Alternative Future Scenarios
The evolution of technology can follow different paths depending on various factors including regulatory developments, investment trends, technological breakthroughs, and market adoption. We analyze three potential scenarios:
Optimistic Scenario
Responsible AI driving innovation while minimizing societal disruption
Key Drivers: Supportive regulatory environment, significant research breakthroughs, strong market incentives, and rapid user adoption.
Probability: 25-30%
Base Case Scenario
Incremental adoption with mixed societal impacts and ongoing ethical challenges
Key Drivers: Balanced regulatory approach, steady technological progress, and selective implementation based on clear ROI.
Probability: 50-60%
Conservative Scenario
Technical and ethical barriers creating significant implementation challenges
Key Drivers: Restrictive regulations, technical limitations, implementation challenges, and risk-averse organizational cultures.
Probability: 15-20%
Scenario Comparison Matrix
Factor | Optimistic | Base Case | Conservative |
---|---|---|---|
Implementation Timeline | Accelerated | Steady | Delayed |
Market Adoption | Widespread | Selective | Limited |
Technology Evolution | Rapid | Progressive | Incremental |
Regulatory Environment | Supportive | Balanced | Restrictive |
Business Impact | Transformative | Significant | Modest |
Transformational Impact
Redefinition of knowledge work, automation of creative processes. This evolution will necessitate significant changes in organizational structures, talent development, and strategic planning processes.

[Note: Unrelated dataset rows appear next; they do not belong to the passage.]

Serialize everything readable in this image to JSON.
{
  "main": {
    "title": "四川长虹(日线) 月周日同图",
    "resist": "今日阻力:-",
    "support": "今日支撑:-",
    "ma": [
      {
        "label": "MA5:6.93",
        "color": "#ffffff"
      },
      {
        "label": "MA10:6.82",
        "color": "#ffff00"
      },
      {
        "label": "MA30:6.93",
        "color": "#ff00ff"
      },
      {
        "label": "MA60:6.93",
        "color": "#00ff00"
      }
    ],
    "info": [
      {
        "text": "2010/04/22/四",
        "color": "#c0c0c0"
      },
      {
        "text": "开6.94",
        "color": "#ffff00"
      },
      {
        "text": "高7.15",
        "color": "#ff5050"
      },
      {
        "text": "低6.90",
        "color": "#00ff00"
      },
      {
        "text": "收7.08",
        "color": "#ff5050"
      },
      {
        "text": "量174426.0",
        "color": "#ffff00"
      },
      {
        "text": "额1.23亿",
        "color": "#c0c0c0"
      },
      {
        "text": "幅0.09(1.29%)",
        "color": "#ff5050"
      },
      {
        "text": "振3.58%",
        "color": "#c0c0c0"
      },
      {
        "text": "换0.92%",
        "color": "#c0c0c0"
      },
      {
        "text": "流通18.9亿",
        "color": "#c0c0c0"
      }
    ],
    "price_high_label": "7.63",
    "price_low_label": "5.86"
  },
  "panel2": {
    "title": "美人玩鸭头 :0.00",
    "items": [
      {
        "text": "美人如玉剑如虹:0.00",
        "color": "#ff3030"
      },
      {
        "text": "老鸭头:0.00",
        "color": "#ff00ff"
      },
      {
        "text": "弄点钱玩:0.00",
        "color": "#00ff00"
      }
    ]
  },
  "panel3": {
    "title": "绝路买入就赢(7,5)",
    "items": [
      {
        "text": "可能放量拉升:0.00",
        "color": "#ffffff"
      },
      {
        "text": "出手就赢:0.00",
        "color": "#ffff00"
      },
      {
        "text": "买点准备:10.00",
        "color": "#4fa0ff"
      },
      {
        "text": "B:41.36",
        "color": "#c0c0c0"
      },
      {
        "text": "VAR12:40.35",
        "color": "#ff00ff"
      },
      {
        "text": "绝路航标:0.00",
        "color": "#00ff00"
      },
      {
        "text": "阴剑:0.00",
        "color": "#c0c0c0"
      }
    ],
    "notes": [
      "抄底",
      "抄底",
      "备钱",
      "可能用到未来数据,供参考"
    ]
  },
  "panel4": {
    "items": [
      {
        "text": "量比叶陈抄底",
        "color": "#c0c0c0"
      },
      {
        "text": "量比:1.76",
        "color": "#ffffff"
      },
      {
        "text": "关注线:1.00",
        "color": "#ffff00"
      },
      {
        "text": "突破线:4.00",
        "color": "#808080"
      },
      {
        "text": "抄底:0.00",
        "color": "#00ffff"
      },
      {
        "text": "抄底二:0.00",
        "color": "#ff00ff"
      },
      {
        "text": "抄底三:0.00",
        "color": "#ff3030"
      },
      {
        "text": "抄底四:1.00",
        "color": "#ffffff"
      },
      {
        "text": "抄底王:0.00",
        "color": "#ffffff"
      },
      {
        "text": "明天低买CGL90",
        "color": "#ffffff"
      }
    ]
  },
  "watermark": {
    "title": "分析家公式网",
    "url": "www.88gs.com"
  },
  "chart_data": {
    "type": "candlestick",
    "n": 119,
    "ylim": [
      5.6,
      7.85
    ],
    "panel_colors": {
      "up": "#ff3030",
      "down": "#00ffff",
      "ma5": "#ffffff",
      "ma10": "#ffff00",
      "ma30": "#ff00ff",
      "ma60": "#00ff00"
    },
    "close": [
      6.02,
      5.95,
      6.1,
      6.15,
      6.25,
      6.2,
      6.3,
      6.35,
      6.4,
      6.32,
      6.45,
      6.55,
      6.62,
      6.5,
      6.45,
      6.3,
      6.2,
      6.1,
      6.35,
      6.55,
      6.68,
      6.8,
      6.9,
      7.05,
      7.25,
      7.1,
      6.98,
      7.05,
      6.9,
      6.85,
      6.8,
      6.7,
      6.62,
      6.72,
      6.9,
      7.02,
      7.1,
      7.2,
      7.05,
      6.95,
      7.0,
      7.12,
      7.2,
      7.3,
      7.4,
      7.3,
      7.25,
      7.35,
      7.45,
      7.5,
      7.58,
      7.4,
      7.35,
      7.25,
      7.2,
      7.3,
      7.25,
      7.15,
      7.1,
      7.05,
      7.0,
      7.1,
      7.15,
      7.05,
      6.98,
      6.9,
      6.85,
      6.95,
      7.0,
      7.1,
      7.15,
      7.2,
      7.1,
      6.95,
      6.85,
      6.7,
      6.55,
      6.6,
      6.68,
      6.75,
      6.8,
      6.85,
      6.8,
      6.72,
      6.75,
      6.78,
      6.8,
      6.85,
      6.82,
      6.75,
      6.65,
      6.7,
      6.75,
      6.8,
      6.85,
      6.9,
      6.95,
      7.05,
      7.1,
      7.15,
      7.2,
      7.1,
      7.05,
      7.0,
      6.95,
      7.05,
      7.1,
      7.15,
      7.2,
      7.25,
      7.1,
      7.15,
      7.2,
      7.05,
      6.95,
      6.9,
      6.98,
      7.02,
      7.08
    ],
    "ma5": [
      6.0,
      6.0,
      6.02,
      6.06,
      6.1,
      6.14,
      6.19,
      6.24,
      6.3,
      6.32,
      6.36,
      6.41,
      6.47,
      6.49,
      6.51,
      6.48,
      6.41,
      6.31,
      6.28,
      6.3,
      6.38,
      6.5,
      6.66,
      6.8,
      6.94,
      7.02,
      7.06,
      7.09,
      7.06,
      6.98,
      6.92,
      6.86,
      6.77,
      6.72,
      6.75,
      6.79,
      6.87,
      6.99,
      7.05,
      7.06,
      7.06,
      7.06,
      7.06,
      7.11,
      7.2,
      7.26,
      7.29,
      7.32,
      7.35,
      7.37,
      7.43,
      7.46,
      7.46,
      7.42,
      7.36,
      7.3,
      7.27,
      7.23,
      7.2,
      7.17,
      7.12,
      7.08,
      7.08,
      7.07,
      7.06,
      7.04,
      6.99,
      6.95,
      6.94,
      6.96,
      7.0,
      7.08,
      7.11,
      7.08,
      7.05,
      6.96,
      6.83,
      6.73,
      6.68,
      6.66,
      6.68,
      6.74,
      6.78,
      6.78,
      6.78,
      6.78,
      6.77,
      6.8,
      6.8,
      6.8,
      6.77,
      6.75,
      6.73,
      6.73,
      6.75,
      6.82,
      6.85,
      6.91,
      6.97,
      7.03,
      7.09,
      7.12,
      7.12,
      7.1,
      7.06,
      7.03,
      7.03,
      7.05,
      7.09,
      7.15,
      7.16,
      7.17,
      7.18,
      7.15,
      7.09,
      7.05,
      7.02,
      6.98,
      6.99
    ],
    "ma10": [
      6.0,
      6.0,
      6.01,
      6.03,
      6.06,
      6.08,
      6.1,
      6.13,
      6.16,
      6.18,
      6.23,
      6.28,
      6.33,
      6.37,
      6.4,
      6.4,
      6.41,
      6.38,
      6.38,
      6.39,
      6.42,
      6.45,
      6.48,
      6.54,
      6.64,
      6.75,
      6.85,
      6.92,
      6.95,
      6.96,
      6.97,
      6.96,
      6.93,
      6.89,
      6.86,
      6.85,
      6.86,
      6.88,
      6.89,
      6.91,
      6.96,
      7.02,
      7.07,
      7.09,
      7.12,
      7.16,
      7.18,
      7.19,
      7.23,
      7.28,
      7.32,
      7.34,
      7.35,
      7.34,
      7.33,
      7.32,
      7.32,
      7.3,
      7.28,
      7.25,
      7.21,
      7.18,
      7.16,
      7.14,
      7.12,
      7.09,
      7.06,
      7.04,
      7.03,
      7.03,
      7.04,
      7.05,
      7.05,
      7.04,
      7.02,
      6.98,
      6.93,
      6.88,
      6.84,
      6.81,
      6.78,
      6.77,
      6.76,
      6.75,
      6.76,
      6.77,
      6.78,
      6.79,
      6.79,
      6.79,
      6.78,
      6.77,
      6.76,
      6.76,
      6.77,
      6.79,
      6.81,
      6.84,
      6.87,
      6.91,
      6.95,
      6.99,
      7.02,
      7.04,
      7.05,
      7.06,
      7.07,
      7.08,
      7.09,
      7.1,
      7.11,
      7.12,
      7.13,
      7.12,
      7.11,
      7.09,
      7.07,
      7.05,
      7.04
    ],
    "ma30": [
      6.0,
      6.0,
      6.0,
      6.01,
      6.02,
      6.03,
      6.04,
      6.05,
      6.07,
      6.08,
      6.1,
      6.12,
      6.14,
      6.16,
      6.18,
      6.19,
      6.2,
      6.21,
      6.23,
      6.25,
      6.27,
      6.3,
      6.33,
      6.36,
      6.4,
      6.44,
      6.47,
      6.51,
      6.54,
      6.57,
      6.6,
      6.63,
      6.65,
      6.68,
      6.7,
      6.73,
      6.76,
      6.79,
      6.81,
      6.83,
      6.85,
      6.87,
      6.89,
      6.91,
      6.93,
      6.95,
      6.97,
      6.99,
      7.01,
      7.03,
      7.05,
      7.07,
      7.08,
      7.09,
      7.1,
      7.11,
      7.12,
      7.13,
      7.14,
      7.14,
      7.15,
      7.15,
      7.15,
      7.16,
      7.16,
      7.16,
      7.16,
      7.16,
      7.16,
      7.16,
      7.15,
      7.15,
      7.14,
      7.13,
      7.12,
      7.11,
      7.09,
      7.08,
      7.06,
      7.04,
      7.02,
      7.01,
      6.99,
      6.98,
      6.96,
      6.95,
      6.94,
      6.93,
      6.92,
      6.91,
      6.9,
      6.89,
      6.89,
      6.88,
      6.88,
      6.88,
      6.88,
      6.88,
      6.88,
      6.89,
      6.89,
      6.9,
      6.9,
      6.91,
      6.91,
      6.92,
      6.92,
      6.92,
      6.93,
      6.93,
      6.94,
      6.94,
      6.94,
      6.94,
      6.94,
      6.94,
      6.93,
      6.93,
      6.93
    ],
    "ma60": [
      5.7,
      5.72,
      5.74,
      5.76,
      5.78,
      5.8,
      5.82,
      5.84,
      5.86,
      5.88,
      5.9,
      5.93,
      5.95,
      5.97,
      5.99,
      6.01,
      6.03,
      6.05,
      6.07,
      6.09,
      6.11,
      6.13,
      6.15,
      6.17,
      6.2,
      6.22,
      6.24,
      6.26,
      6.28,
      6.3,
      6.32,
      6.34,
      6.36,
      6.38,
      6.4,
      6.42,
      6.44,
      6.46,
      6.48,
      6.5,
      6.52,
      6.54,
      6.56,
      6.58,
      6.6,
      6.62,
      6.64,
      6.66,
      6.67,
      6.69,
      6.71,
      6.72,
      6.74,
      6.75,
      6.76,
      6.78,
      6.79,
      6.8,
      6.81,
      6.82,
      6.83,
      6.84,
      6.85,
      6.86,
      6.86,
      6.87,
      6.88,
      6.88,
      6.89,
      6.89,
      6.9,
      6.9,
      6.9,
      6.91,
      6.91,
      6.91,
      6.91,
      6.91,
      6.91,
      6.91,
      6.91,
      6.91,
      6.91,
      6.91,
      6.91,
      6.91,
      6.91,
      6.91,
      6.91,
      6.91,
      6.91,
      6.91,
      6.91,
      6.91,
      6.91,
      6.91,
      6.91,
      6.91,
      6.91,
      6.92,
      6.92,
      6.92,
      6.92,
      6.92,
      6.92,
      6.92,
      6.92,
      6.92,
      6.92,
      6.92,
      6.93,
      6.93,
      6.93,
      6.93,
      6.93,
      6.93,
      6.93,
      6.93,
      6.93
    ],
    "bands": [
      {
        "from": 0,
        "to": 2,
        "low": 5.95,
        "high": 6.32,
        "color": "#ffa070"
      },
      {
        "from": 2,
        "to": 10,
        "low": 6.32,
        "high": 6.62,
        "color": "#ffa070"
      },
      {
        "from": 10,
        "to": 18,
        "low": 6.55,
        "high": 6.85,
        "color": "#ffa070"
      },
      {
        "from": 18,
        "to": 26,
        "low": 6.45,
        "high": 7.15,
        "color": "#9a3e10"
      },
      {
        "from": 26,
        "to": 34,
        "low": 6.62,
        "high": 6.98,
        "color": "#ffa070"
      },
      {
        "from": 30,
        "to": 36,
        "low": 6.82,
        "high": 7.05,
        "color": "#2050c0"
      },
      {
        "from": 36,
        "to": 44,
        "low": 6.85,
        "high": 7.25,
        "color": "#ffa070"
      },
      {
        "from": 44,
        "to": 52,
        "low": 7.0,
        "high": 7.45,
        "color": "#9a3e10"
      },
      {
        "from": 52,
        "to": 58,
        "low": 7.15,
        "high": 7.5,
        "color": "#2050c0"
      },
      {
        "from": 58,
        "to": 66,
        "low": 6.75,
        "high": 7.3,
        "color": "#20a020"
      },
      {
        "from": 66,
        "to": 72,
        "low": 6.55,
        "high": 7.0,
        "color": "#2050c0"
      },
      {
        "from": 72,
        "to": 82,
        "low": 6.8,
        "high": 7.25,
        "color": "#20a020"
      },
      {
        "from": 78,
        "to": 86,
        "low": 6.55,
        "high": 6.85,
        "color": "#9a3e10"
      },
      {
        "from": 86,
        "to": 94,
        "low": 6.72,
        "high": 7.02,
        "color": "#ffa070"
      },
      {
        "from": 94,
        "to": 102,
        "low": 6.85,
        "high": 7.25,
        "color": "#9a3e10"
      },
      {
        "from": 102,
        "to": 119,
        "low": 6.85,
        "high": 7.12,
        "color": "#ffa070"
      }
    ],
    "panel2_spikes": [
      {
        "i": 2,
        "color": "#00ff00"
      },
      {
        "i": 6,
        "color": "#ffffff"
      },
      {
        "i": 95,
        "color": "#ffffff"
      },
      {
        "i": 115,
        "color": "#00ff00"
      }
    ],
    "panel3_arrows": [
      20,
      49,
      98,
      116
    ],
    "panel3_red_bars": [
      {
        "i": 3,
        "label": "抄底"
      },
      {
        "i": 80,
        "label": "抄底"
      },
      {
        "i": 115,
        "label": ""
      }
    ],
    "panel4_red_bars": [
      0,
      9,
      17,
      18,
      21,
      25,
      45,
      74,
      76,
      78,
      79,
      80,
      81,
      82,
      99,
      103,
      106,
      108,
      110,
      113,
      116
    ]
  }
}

The convergence of multiple technological trends—including artificial intelligence, quantum computing, and ubiquitous connectivity—will create both unprecedented security challenges and innovative defensive capabilities.
Implementation Challenges
Ethical concerns, computing resource limitations, talent shortages. Organizations will need to develop comprehensive change management strategies to successfully navigate these transitions.
Regulatory uncertainty, particularly around emerging technologies like AI in security applications, will require flexible security architectures that can adapt to evolving compliance requirements.
Key Innovations to Watch
Multimodal learning, resource-efficient AI, transparent decision systems. Organizations should monitor these developments closely to maintain competitive advantages and effective security postures.
Strategic investments in research partnerships, technology pilots, and talent development will position forward-thinking organizations to leverage these innovations early in their development cycle.
Technical Glossary
Key technical terms and definitions to help understand the technologies discussed in this article.
Understanding the following technical concepts is essential for grasping the full implications of the security threats and defensive measures discussed in this article. These definitions provide context for both technical and non-technical readers.